Test Lifecycle
Tests run the full lifecycle — PreInit → PostConfig → Bootstrap → Ready — and then the shutdown sequence on teardown. This means any service using onBootstrap or onReady will run those callbacks during a test, just like in production.
Lifecycle is real​
export function CounterService({ lifecycle }: TServiceParams) {
let count = 0;
lifecycle.onBootstrap(() => {
count = 10; // runs in tests
});
return {
get value() { return count; },
};
}
it("initializes via onBootstrap", async () => {
await TestRunner(MY_APP).run(async ({ my_app }) => {
// onBootstrap has already run — count is 10
expect(my_app.counter.value).toBe(10);
});
});
By the time the test callback in .run() receives TServiceParams, all lifecycle stages through Ready have completed.
Setup hooks​
.setup(serviceFn) registers a service that wires into a run_first library — a library that loads before the main target. Use it to insert test-specific state before the target module's own onBootstrap runs.
await TestRunner(MY_APP)
.setup(async ({ my_lib }: TServiceParams) => {
// Runs at wiring time for the "run_first" library
// which wires before MY_APP
await my_lib.database.seed([
{ id: "1", name: "Alice" },
{ id: "2", name: "Bob" },
]);
})
.run(async ({ my_app }) => {
const users = await my_app.users.list();
expect(users).toHaveLength(2);
});
Multiple .setup() calls are additive — all setup services run.
Shutdown in tests​
.run() calls app.teardown() when the test callback completes (or throws). All PreShutdown, ShutdownStart, and ShutdownComplete callbacks fire.
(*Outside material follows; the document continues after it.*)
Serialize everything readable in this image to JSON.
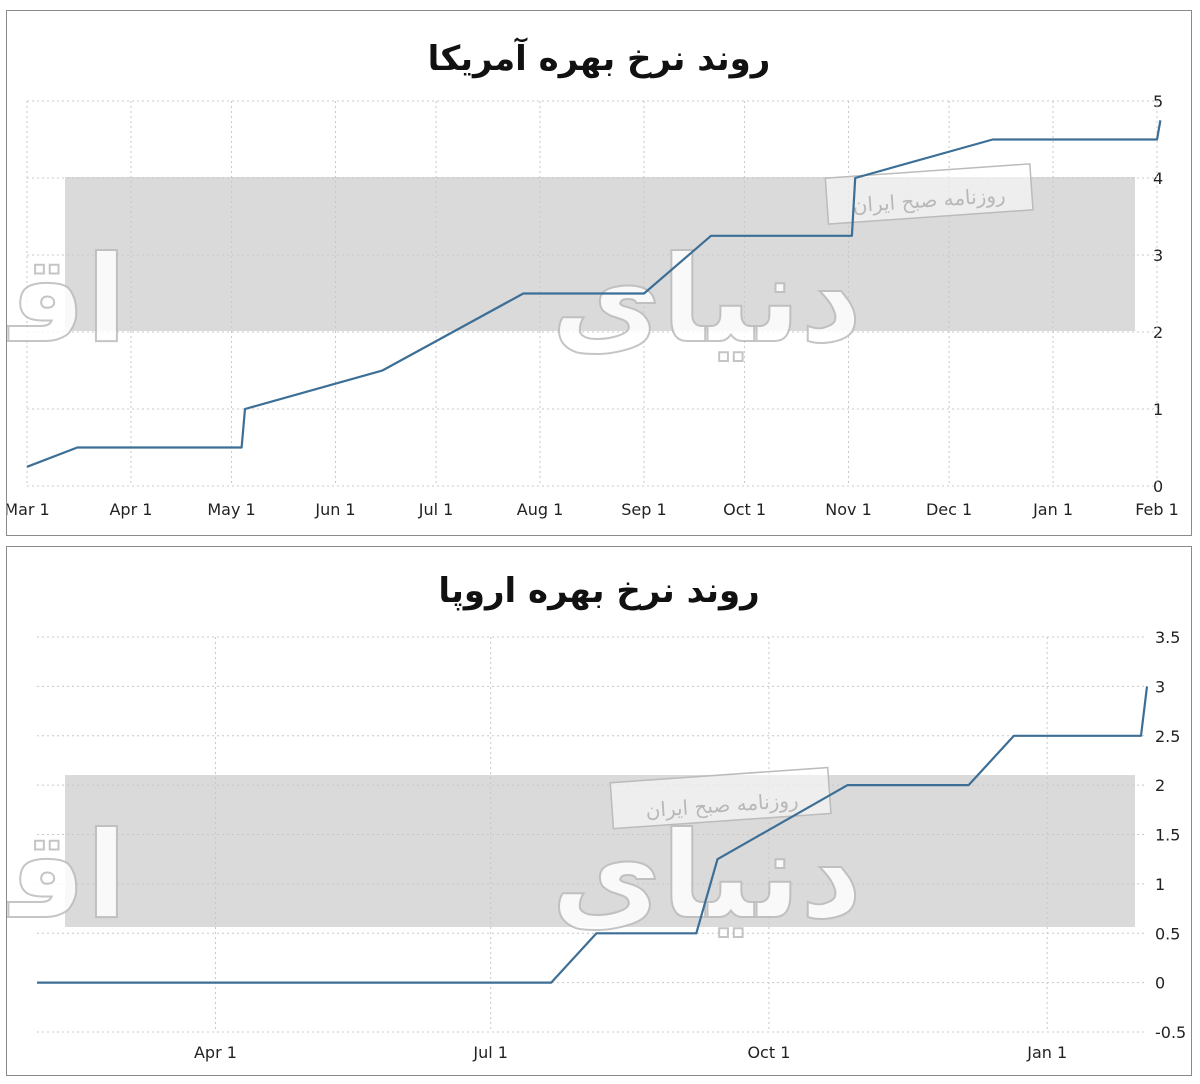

This ensures that test-registered cleanup code (closing connections, clearing state) runs correctly. Use it to verify that your cleanup logic works:
it("calls onShutdownStart", async () => {
let shutdownCalled = false;
await TestRunner(MY_APP)
.setup(({ lifecycle }: TServiceParams) => {
lifecycle.onShutdownStart(() => {
shutdownCalled = true;
});
})
.run(async () => { /* nothing */ });
expect(shutdownCalled).toBe(true);
});
Testing async lifecycle callbacks​
Async onBootstrap and onShutdownStart callbacks are fully awaited in tests:
export function AsyncService({ lifecycle }: TServiceParams) {
let data: string[] = [];
lifecycle.onBootstrap(async () => {
data = await fetchData();
});
return {
get data() { return data; },
};
}
it("awaits onBootstrap", async () => {
await TestRunner(MY_APP).run(async ({ my_app }) => {
// fetchData() has completed — data is populated
expect(my_app.async.data).not.toHaveLength(0);
});
});
Isolation​
Each .run() or .serviceParams() call boots a fresh application instance. State from one test does not leak into the next, as long as teardown is called.
For shared state between tests in a single describe block, use .serviceParams() once in beforeAll and call .teardown() in afterAll:
describe("shared state tests", () => {
let params: TServiceParams;
const runner = TestRunner(MY_APP);
beforeAll(async () => {
params = await runner.serviceParams();
});
afterAll(async () => {
await runner.teardown();
});
it("test 1", () => {
expect(params.my_app.service.value).toBe(0);
});
it("test 2", () => {
params.my_app.service.increment();
expect(params.my_app.service.value).toBe(1);
});
});
Test state persists across it blocks in the same beforeAll instance. This is intentional when you need it (simulating a sequence of operations) but can cause issues if tests aren't written to be order-independent.